The walking tour started promptly at two thirty. We started at Union Square and crisscrossed all over the city, and somehow ended up in Chinatown. My favorite points included the history of Maiden Lane, all the many anecdotes connected to Lotta’s Fountain, and the origins of Bummer and Lazarus, the city’s most famous stray dogs.
Joseph is an engaging, entertaining guide, with an encyclopedic and intimate knowledge of the city. He’s not afraid to improvise either. He simply burst out into song at one street corner, when he realized that the two opera singers (who sideline as buskers) weren’t working that day!
Probably the best—and totally unscripted—moments of the tour were the locals who were delighted to see Emperor Norton (or at least someone cosplaying him). Around Barnaby Coast one bicyclist roared, “the Emperor has returned!” while several foreign tourists couldn’t resist photographing “the Emperor” in all his splendor. It was a momentary glimpse of how the real Emperor Norton was treated during his heyday.

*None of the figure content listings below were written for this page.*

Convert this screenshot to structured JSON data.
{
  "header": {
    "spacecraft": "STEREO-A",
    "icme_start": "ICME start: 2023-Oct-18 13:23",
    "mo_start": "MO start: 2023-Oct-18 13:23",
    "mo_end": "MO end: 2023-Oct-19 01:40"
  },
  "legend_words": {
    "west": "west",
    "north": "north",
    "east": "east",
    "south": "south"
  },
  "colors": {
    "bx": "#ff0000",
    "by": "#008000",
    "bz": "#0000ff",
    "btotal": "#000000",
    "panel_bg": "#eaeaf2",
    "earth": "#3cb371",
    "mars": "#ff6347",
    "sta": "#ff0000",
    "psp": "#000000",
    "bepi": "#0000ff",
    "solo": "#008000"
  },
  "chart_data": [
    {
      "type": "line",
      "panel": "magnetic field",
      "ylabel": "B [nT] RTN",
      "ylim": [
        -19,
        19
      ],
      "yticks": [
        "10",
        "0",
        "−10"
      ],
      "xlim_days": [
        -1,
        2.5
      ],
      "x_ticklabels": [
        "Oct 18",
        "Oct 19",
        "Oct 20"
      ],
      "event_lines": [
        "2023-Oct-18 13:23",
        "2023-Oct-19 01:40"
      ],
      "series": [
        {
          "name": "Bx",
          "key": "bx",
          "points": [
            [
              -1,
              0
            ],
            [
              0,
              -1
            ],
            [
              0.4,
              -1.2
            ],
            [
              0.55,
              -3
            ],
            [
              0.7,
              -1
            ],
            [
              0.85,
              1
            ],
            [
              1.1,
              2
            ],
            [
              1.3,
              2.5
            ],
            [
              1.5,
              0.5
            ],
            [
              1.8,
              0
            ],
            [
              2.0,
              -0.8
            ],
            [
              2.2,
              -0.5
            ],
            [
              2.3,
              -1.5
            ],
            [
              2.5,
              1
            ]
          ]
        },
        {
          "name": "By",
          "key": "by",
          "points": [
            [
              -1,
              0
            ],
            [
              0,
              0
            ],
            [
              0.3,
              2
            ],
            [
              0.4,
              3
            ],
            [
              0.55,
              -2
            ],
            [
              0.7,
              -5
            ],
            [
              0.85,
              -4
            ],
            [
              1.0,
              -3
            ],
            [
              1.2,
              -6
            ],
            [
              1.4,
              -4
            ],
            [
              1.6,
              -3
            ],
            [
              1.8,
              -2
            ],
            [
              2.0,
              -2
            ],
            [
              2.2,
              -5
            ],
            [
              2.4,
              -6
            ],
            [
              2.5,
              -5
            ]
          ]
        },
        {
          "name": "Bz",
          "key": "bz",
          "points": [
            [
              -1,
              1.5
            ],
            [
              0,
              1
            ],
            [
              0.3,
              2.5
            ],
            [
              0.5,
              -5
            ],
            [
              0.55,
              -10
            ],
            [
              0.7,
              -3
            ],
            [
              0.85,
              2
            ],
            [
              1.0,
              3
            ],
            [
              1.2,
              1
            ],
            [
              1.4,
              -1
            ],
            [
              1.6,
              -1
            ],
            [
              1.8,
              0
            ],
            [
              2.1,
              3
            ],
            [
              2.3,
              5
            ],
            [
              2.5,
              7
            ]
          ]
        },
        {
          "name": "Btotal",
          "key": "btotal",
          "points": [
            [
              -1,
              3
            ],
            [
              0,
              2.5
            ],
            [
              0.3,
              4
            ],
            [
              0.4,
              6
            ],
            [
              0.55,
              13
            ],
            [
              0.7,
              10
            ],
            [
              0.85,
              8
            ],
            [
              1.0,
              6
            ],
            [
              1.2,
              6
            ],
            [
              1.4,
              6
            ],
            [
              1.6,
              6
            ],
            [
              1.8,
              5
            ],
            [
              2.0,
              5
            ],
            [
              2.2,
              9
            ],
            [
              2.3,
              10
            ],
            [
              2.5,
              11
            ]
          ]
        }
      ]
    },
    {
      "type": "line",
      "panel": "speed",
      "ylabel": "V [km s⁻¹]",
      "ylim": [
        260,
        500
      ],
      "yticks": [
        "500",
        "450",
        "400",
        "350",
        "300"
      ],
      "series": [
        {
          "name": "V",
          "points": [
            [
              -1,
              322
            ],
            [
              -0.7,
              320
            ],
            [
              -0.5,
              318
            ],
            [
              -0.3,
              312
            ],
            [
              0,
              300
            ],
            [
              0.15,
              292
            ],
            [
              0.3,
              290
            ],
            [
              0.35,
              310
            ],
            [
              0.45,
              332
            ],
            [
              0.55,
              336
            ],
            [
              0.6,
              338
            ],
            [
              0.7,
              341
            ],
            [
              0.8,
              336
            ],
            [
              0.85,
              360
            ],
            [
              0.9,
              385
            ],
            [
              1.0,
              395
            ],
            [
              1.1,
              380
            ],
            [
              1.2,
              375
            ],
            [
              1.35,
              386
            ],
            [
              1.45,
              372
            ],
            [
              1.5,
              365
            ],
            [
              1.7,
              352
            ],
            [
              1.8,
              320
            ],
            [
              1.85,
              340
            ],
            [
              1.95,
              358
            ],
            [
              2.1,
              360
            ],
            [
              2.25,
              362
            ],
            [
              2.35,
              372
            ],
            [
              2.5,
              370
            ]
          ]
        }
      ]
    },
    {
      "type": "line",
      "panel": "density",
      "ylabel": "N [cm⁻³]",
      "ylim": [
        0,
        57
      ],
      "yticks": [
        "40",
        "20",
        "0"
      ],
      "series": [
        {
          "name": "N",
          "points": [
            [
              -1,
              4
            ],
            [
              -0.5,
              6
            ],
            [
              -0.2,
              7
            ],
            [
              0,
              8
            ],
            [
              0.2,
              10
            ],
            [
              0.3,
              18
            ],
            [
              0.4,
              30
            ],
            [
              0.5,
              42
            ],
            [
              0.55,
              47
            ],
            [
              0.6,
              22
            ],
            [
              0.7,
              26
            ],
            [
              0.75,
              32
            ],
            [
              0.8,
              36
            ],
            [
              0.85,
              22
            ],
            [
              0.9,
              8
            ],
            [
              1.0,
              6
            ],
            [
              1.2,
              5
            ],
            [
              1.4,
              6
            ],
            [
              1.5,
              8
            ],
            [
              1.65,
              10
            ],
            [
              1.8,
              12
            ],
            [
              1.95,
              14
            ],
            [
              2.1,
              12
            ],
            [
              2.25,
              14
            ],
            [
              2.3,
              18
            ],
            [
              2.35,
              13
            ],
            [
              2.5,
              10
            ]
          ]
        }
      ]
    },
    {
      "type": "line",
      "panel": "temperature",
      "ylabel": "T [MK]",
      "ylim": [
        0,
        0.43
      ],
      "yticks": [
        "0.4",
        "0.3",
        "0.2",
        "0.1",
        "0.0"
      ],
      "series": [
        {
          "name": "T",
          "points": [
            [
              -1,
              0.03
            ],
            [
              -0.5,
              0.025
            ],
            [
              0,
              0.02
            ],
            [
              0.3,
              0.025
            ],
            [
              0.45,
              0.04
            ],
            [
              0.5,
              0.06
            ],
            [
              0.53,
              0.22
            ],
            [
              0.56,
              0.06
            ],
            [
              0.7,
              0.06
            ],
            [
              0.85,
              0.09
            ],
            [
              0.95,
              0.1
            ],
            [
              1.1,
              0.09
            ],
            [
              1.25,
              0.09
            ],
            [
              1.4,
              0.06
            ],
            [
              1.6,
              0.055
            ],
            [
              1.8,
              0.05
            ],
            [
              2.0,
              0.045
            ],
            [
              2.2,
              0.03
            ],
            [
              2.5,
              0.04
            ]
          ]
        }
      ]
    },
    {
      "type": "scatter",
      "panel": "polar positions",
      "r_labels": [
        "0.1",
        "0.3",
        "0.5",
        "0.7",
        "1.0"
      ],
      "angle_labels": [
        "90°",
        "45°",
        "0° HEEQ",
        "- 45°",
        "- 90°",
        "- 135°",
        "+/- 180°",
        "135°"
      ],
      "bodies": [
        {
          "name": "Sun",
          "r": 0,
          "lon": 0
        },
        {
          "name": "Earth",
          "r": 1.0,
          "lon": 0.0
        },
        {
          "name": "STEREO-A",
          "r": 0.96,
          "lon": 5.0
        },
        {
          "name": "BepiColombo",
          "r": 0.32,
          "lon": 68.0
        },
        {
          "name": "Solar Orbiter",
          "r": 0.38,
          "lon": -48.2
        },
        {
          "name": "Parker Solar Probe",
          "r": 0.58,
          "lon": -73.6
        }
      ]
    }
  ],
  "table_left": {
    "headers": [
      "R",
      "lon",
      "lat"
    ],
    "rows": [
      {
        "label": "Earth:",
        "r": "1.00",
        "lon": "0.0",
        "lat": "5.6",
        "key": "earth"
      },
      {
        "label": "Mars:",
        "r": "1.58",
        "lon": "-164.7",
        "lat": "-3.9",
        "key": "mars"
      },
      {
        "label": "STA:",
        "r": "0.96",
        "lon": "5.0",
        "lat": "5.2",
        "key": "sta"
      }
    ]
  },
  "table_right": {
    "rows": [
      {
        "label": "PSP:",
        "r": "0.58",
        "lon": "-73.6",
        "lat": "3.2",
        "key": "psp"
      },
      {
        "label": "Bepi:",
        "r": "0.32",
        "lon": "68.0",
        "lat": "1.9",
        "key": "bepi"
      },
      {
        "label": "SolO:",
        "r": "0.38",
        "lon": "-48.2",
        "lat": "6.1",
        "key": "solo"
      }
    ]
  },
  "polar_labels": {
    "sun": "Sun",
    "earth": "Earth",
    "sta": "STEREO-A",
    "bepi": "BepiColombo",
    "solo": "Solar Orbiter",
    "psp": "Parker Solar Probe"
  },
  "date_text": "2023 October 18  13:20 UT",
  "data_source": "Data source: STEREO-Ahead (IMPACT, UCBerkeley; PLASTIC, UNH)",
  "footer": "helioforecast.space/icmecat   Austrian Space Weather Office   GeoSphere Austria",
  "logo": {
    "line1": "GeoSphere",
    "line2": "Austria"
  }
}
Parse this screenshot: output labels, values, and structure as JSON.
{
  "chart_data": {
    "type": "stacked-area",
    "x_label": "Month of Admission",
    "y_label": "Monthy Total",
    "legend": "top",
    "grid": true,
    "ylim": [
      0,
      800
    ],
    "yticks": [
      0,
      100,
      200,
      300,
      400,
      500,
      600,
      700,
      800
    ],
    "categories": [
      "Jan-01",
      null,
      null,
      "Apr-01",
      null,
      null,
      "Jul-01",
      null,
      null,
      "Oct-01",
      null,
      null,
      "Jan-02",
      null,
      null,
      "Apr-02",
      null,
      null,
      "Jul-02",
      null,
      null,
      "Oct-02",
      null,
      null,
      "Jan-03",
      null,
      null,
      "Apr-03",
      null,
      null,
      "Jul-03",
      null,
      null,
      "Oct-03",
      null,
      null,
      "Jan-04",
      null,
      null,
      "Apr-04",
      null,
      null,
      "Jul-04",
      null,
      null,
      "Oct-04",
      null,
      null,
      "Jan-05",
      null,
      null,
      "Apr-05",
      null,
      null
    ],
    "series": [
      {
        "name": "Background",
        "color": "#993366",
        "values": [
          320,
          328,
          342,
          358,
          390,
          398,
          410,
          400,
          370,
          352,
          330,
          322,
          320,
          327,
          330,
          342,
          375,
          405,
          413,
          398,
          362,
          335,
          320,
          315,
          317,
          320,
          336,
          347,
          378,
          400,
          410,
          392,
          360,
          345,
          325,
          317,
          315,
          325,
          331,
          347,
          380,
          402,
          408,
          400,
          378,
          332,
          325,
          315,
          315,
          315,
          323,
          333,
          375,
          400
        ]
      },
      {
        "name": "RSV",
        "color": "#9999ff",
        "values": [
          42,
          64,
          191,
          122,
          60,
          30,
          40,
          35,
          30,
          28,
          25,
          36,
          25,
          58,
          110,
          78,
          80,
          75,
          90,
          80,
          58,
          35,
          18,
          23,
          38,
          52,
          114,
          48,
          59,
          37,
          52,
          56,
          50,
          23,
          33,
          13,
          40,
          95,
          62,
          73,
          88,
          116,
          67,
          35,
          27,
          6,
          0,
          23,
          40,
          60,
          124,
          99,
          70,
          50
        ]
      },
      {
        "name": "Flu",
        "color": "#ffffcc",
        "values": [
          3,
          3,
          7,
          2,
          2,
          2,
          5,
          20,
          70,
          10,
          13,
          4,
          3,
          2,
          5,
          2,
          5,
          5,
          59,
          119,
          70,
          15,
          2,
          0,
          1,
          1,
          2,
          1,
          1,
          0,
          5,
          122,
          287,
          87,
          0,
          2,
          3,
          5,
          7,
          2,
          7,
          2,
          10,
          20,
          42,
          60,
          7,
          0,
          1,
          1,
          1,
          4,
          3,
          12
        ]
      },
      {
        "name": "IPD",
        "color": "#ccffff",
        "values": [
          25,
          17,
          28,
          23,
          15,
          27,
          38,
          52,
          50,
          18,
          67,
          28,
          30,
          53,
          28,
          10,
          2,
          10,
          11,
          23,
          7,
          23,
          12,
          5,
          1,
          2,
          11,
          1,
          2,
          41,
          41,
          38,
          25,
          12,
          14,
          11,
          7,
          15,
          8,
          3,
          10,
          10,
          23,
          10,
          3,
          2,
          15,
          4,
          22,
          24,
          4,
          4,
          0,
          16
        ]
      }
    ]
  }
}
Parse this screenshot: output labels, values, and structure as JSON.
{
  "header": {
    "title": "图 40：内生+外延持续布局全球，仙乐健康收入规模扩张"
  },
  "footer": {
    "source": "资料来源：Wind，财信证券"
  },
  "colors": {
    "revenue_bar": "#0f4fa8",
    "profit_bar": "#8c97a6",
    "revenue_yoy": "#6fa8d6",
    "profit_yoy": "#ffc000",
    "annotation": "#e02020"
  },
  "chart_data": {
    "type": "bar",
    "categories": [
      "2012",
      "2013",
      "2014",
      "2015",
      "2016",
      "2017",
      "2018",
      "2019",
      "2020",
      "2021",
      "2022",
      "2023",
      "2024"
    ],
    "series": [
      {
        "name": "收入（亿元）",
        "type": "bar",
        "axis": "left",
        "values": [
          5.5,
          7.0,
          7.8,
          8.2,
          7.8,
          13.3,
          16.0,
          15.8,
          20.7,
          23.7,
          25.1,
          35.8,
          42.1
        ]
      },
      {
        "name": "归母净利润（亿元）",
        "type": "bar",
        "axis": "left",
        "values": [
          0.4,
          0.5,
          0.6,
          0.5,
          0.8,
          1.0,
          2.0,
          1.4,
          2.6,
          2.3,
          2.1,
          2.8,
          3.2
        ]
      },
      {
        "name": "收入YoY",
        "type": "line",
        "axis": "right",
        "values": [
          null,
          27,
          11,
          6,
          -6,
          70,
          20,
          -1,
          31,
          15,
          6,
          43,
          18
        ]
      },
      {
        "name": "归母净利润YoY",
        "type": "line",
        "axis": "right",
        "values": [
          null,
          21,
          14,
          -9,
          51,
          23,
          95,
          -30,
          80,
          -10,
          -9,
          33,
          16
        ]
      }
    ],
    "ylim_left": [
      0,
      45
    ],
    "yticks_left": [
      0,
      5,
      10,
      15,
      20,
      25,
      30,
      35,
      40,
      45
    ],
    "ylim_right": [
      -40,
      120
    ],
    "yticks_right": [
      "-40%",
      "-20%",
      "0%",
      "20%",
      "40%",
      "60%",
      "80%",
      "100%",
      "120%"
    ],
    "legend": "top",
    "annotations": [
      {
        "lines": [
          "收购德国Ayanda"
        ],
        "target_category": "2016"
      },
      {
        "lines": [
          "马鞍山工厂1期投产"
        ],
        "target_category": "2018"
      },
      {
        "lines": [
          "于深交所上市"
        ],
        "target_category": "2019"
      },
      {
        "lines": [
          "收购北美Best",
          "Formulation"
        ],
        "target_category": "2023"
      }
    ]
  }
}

While the tour ends at the corner of Grace Cathedral and it’s a thirteen-minute drive from there, I think the best way to finish up an Emperor Norton tour is to drop by Elixir, a lovely saloon-styled bar on 16th Street. I interviewed the owner, H. Joseph Ehrrman for Gastronomique En Vogue magazine, a week or so before I went on the tour so it was a bit of serendipity. Among the many fabulous summer concoctions H. made was the refreshing Emperor Norton’s Second Mistress. Since I love fresh strawberries and I have a soft spot for bourbon, I have to recommend this cocktail.
Whether you think Emperor Norton was a crazy coot or not, the drink named after him is certainly fit for a king.